In large-scale syngas fermentation, strong gradients in dissolved gas (CO, H2) concentrations are very likely to occur due to locally varying mass transfer and convection rates. Using Euler-Lagrangian CFD simulations, we analyzed these gradients in an industrial-scale external-loop gas-lift reactor (EL-GLR) for a wide range of biomass concentrations, considering CO inhibition for both CO and H2 uptake. Lifeline analyses showed that micro-organisms are likely to experience frequent (5 to 30 s) oscillations in dissolved gas concentrations with one order of magnitude. From the lifeline analyses, we developed a conceptual scale-down simulator (stirred-tank reactor with varying stirrer speed) to replicate industrial-scale environmental fluctuations at bench scale. The configuration of the scale-down simulator can be adjusted to match a broad range of environmental fluctuations.
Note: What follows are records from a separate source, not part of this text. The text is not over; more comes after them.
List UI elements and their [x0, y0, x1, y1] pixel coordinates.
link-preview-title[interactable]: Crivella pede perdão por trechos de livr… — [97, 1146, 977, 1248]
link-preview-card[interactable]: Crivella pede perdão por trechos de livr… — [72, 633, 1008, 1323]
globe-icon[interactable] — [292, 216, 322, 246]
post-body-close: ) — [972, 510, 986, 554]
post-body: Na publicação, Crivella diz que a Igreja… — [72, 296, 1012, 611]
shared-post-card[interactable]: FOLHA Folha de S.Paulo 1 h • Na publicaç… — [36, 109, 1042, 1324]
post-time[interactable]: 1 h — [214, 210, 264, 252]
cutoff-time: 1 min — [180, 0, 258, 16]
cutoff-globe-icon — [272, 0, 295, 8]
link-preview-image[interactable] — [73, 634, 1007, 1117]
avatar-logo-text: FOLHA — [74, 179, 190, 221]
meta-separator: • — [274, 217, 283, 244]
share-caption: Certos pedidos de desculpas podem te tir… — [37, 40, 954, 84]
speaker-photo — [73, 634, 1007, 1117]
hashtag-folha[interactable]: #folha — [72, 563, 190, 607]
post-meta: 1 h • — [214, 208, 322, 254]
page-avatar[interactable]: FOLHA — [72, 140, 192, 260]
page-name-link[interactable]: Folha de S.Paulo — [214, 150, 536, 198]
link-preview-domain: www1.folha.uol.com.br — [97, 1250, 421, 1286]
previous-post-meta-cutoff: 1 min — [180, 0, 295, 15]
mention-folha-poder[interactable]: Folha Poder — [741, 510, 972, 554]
Our results suggest a preference for industrial operation at high biomass concentrations, as this would strongly reduce inhibitory effects, provide operational flexibility and enhance the product yield. The peaks in dissolved gas concentration were hypothesized to increase the syngas-to-ethanol yield due to the fast uptake mechanisms in C. autoethanogenum. The proposed scale-down simulator can be used to validate such results and to obtain data for parametrizing lumped kinetic metabolic models that describe such short-term responses.
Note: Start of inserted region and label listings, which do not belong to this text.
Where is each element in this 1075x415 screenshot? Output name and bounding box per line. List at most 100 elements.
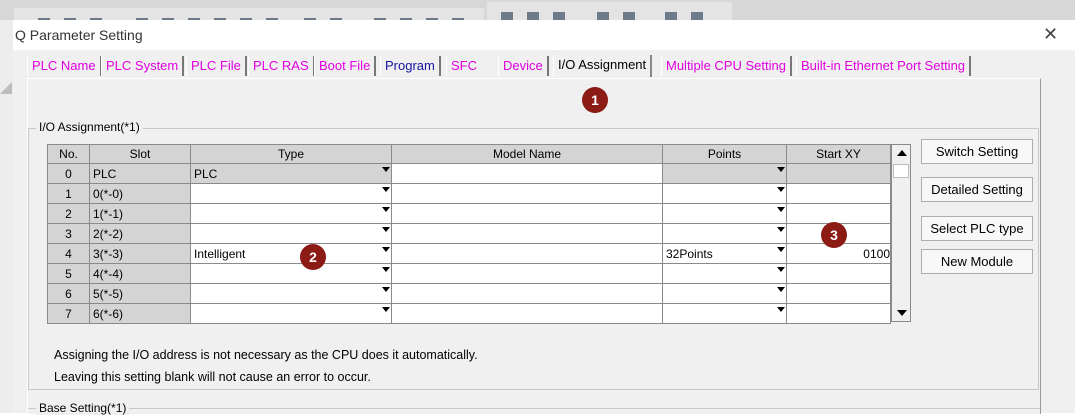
start-xy-cell[interactable] (786, 263, 891, 284)
tab-multiple-cpu-setting[interactable]: Multiple CPU Setting (661, 56, 792, 76)
type-dropdown-button[interactable] (373, 264, 391, 283)
chevron-down-icon (382, 167, 390, 172)
points-dropdown-button[interactable] (768, 284, 786, 303)
type-cell[interactable] (190, 303, 392, 324)
tab-plc-name[interactable]: PLC Name (27, 56, 102, 76)
start-xy-cell[interactable] (786, 283, 891, 304)
points-value (663, 187, 666, 201)
type-dropdown-button[interactable] (373, 244, 391, 263)
points-cell[interactable] (662, 183, 787, 204)
slot-cell: 1(*-1) (89, 203, 191, 224)
slot-cell: 4(*-4) (89, 263, 191, 284)
tab-builtin-ethernet-port-setting[interactable]: Built-in Ethernet Port Setting (796, 56, 972, 76)
scroll-up-icon[interactable] (897, 150, 907, 156)
model-name-cell[interactable] (391, 263, 663, 284)
model-name-cell[interactable] (391, 203, 663, 224)
type-value (191, 287, 194, 301)
points-dropdown-button[interactable] (768, 164, 786, 183)
points-cell[interactable] (662, 303, 787, 324)
model-name-cell[interactable] (391, 223, 663, 244)
new-module-button[interactable]: New Module (921, 249, 1033, 274)
points-dropdown-button[interactable] (768, 304, 786, 323)
scroll-down-icon[interactable] (897, 310, 907, 316)
model-name-cell[interactable] (391, 183, 663, 204)
points-dropdown-button[interactable] (768, 264, 786, 283)
table-row: 0 PLC PLC (47, 163, 891, 184)
type-dropdown-button[interactable] (373, 284, 391, 303)
type-cell[interactable] (190, 223, 392, 244)
type-dropdown-button[interactable] (373, 304, 391, 323)
tab-plc-ras[interactable]: PLC RAS (248, 56, 315, 76)
type-cell[interactable]: PLC (190, 163, 392, 184)
select-plc-type-button[interactable]: Select PLC type (921, 216, 1033, 241)
chevron-down-icon (382, 207, 390, 212)
type-cell[interactable] (190, 263, 392, 284)
table-row: 5 4(*-4) (47, 263, 891, 284)
tab-sfc[interactable]: SFC (446, 56, 504, 76)
points-cell[interactable]: 32Points (662, 243, 787, 264)
tab-io-assignment[interactable]: I/O Assignment (553, 55, 653, 77)
row-number: 3 (47, 223, 90, 244)
model-name-value (392, 167, 395, 181)
tab-device[interactable]: Device (498, 56, 549, 76)
close-icon[interactable]: ✕ (1043, 24, 1058, 45)
scroll-thumb[interactable] (893, 164, 909, 178)
toolbar-icon (665, 12, 677, 20)
divider (28, 408, 1040, 409)
points-value (663, 227, 666, 241)
points-dropdown-button[interactable] (768, 184, 786, 203)
slot-cell: 3(*-3) (89, 243, 191, 264)
points-value: 32Points (666, 246, 713, 261)
tab-program[interactable]: Program (380, 56, 441, 76)
points-cell[interactable] (662, 163, 787, 184)
points-cell[interactable] (662, 203, 787, 224)
slot-cell: 2(*-2) (89, 223, 191, 244)
type-cell[interactable] (190, 183, 392, 204)
model-name-cell[interactable] (391, 283, 663, 304)
type-cell[interactable] (190, 283, 392, 304)
model-name-value (392, 207, 395, 221)
points-dropdown-button[interactable] (768, 204, 786, 223)
toolbar-icon (553, 12, 565, 20)
points-value (663, 207, 666, 221)
chevron-down-icon (777, 307, 785, 312)
start-xy-cell[interactable] (786, 163, 891, 184)
model-name-cell[interactable] (391, 303, 663, 324)
type-value (191, 267, 194, 281)
start-xy-cell[interactable] (786, 183, 891, 204)
model-name-cell[interactable] (391, 243, 663, 264)
model-name-cell[interactable] (391, 163, 663, 184)
points-cell[interactable] (662, 263, 787, 284)
info-note: Leaving this setting blank will not caus… (54, 370, 371, 384)
points-dropdown-button[interactable] (768, 224, 786, 243)
type-cell[interactable] (190, 203, 392, 224)
type-value (191, 207, 194, 221)
points-value (663, 267, 666, 281)
points-cell[interactable] (662, 223, 787, 244)
io-assignment-table: No. Slot Type Model Name Points Start XY… (47, 144, 891, 324)
type-cell[interactable]: Intelligent (190, 243, 392, 264)
toolbar-icon (597, 12, 609, 20)
type-dropdown-button[interactable] (373, 184, 391, 203)
detailed-setting-button[interactable]: Detailed Setting (921, 177, 1033, 202)
type-dropdown-button[interactable] (373, 204, 391, 223)
type-value: PLC (194, 166, 218, 181)
switch-setting-button[interactable]: Switch Setting (921, 139, 1033, 164)
toolbar-row (487, 2, 732, 20)
chevron-down-icon (777, 207, 785, 212)
points-cell[interactable] (662, 283, 787, 304)
column-header-start-xy: Start XY (786, 144, 891, 164)
table-scrollbar[interactable] (891, 144, 911, 322)
tab-plc-system[interactable]: PLC System (101, 56, 185, 76)
tab-plc-file[interactable]: PLC File (186, 56, 247, 76)
type-dropdown-button[interactable] (373, 224, 391, 243)
start-xy-cell[interactable] (786, 303, 891, 324)
tab-boot-file[interactable]: Boot File (314, 56, 377, 76)
slot-cell: PLC (89, 163, 191, 184)
table-row: 1 0(*-0) (47, 183, 891, 204)
points-dropdown-button[interactable] (768, 244, 786, 263)
type-dropdown-button[interactable] (373, 164, 391, 183)
start-xy-cell[interactable] (786, 203, 891, 224)
chevron-down-icon (382, 247, 390, 252)
points-value (663, 167, 666, 181)
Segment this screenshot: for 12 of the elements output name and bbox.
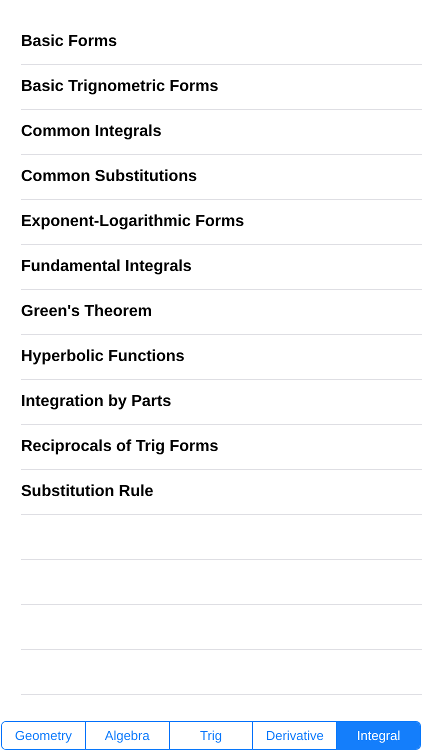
list-item[interactable]: Substitution Rule bbox=[21, 470, 422, 515]
list-item[interactable]: Fundamental Integrals bbox=[21, 245, 422, 290]
list-item[interactable]: Common Substitutions bbox=[21, 155, 422, 200]
list-item[interactable]: Green's Theorem bbox=[21, 290, 422, 335]
list-item[interactable]: Exponent-Logarithmic Forms bbox=[21, 200, 422, 245]
segment-tab[interactable]: Integral bbox=[336, 722, 420, 749]
list-item[interactable]: Hyperbolic Functions bbox=[21, 335, 422, 380]
list-item[interactable]: Basic Forms bbox=[21, 20, 422, 65]
list-item[interactable]: Common Integrals bbox=[21, 110, 422, 155]
list-item[interactable]: Integration by Parts bbox=[21, 380, 422, 425]
list-item[interactable]: Basic Trignometric Forms bbox=[21, 65, 422, 110]
list-item[interactable]: Reciprocals of Trig Forms bbox=[21, 425, 422, 470]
Mass transfer limitations in syngas fermentation processes are mostly attributed to poor solubility of CO and H2 in water. Despite these assumed limitations, a syngas fermentation process has recently been commercialized. Using large-sale external-loop gas-lift reactors (EL-GLR), CO-rich off-gases are converted into ethanol, with high mass transfer performance (7–8.5 g.L-1.h−1). However, when applying established mass transfer correlations, a much poorer performance is predicted (0.3–2.7 g.L-1.h−1). We developed a CFD model, validated on pilot-scale data, to provide detailed insights on hydrodynamics and mass transfer in a large-scale EL-GLR. As produced ethanol could increase gas hold-up (+30%) and decrease the bubble diameter (≤2 mm) compared to air–water mixtures, we found with our model that a high volumetric mass transfer coefficient (650–750 h−1) and mass transfer capacity (7.5–8 g.L-1.h−1) for CO are feasible. Thus, the typical mass transfer limitations encountered in air–water systems can be alleviated in the syngas-to-ethanol fermentation process.